The State ex rel. Dickmann v. Clark
Decision Date | 10 November 1902 |
Citation | 70 S.W. 489,170 Mo. 67 |
Parties | THE STATE ex rel. DICKMANN, Sheriff, v. CLARK et al |
Court | Missouri Supreme Court |
Peremptory writ awarded.
Morton Jourdan and Johnson, Houts, Marlatt & Hawes for relator.
(1) At the time of the passage of the statute in question in 1839 the circuit court alone had jurisdiction to try all felonies and all misdemeanors (except breach of the peace). Laws 1835 pp. 135, 372. (2) And it was therefore made imperative by the statute that in every case, both of felonies and misdemeanors, the officer should, upon the arrest of any person, take him before a magistrate for examination as soon as possible, where he might be discharged, recognized or committed. R. S. 1835, art. 2, p. 476, secs. 12 et seq. (3) The Act of 1839, was passed for the purpose of compensating the officer for his custody of the prisoner from the time of the arrest until he should be discharged, recognized or committed. Laws 1839, p. 97. (4) The words "undergoing an examination preparatory to his commitment," in view of the express purpose of the Legislature to compensate the officer for his custody of the prisoner, should be construed to cover the entire time from the arrest to the end of such custody, whether by discharge, recognizance or commitment, providing such custody extends over more than one day. (5) It is immaterial that, during a part of the time Gognon was in custody, he was confined by the sheriff in the holdover. Thomas v. St. Louis County, 61 Mo. 547. (6) It is immaterial that the city of St. Louis maintains the holdover, paying for food, light and heat. A separate charge is allowed for board and all other necessary expenses of a prisoner, which the sheriff does not and never has claimed. R. S. 1899, sec. 3246. (7) The St. Louis Court of Criminal Correction exercises the dual functions of an examining magistrate and a trial court, and proceedings before it are both an examination and a trial. State v. Hoffer, 44 Mo.App. 543; sec. 21, R. S. 1899, p. 2545.

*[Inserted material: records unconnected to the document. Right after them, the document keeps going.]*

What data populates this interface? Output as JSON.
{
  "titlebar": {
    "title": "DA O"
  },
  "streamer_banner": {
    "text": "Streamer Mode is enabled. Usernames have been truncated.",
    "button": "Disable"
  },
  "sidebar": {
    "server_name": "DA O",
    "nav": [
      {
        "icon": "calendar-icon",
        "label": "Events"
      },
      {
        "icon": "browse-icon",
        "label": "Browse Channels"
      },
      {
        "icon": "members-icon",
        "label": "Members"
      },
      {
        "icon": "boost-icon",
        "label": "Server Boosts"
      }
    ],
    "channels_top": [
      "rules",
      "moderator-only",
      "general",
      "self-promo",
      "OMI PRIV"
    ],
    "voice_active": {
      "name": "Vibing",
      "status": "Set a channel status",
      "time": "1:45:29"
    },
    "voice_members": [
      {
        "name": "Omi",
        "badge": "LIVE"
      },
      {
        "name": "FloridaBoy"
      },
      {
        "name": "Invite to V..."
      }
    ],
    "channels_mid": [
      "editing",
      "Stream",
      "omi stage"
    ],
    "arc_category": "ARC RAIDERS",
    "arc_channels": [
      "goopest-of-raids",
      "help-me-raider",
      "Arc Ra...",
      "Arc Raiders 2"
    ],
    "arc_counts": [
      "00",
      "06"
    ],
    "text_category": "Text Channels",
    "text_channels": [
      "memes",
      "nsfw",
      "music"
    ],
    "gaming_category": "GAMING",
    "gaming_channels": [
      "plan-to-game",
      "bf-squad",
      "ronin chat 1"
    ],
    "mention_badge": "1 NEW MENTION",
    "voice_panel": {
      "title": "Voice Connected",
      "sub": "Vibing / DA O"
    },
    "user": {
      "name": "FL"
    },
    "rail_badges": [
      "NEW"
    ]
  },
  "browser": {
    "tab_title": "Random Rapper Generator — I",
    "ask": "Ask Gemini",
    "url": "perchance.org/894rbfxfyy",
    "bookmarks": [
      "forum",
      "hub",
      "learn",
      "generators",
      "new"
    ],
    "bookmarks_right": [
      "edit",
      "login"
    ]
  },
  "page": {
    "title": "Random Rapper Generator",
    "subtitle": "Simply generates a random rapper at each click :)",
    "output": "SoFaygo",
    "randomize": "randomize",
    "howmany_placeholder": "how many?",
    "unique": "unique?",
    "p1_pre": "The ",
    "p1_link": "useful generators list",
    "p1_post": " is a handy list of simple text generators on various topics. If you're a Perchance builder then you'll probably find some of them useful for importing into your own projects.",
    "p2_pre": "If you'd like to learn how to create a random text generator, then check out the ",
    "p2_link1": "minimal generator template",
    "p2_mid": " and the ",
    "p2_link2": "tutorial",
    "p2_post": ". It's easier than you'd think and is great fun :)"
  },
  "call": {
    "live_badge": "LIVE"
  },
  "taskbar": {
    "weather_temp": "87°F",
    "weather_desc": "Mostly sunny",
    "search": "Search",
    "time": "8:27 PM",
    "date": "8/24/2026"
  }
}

H. A. Clover, Chas. W. Bates and Wm. F. Woerner for respondents.
(1) Relator did not have the prisoner in his custody, or under his charge, for as much as one day while said prisoner was "undergoing an examination preparatory to his commitment." State ex rel. v. Wofford, 116 Mo. 220. (2) The prisoner was not "transported" at all, and his "safe-keeping and maintaining" was not done by the relator, nor at the relator's expense, but by the city of St. Louis through its police officers and by means of its calaboose or holdover, all at the expense of the city, which has already paid for the very services for which the sheriff is now suing. (3) The sheriff has not performed any of the services for which the statute allows the fees claimed by him. (4) It was not more than one day from the time the prisoner was arrested by relator until the "examination preparatory to his commitment," was closed, and the prisoner committed to jail by the court. (5) No officer is entitled to fees of any kind unless provided for by statute. Statutes allowing fees must be strictly construed. State ex rel. v. Brown, 146 Mo. 406; State ex rel. v. Wofford, 116 Mo. 223; State ex rel. v. Seibert, 130 Mo. 216; State ex rel. v. Oliver, 116 Mo. 191. (6) The judge and prosecuting attorney found as a fact that the sheriff did not perform the service for which the statute allows the fees claimed. This finding is conclusive on the courts as said officers act in a quasijudicial capacity and exercise a judgment and discretion in such matters, and can not be required by mandamus to make a contrary finding of fact. State ex rel. v. Oliver, 116 Mo. 194. (7) Besides, on the agreed statement of facts, the sheriff had not performed the service for which the fees claimed are allowed by law, and, hence, is not entitled to the fees. A prisoner is not undergoing examination until brought into court for that purpose, which occurred on the morning of October 31st, the very morning on which the examination closed, and he was committed to jail by the court to await trial. State ex rel. v. Wofford, 116 Mo. 220. (8) If any one has earned the fees claimed by the sheriff in this case it is the officer who performed the services, and not the sheriff, and such officer has already been paid by the city of St. Louis. Moutier v. Stumpe, 39 Mo.App. 161.
OPINIONIn Banc
Mandamus.
-- This is an original proceeding by mandamus, to compel the respondents who are, respectively, the judge and prosecuting attorney of the court of criminal correction of the city of St. Louis, to audit and certify to the city auditor, a fee bill for two dollars and fifty cents, in favor of the relator, who is the sheriff of the said city, for the safe-keeping by him, for two days, of one Ted Gognon, while "undergoing an examination preparatory to his commitment" by the said court of criminal correction, upon a charge of petit larceny. The return admits all the facts stated in the alternative writ, and then sets up that the relator is not entitled to the compensation claimed, because the city of St. Louis maintains a calaboose, which is under the control of the police department, one portion of which is set apart for the sheriff's prisoners, and when the sheriff arrested Gognon, he placed him in said portion of said calaboose, where he was safely kept by the police force, and not by the sheriff, and upon this it is claimed that the sheriff has not performed the service, and therefore is not entitled to the fees provided by statute.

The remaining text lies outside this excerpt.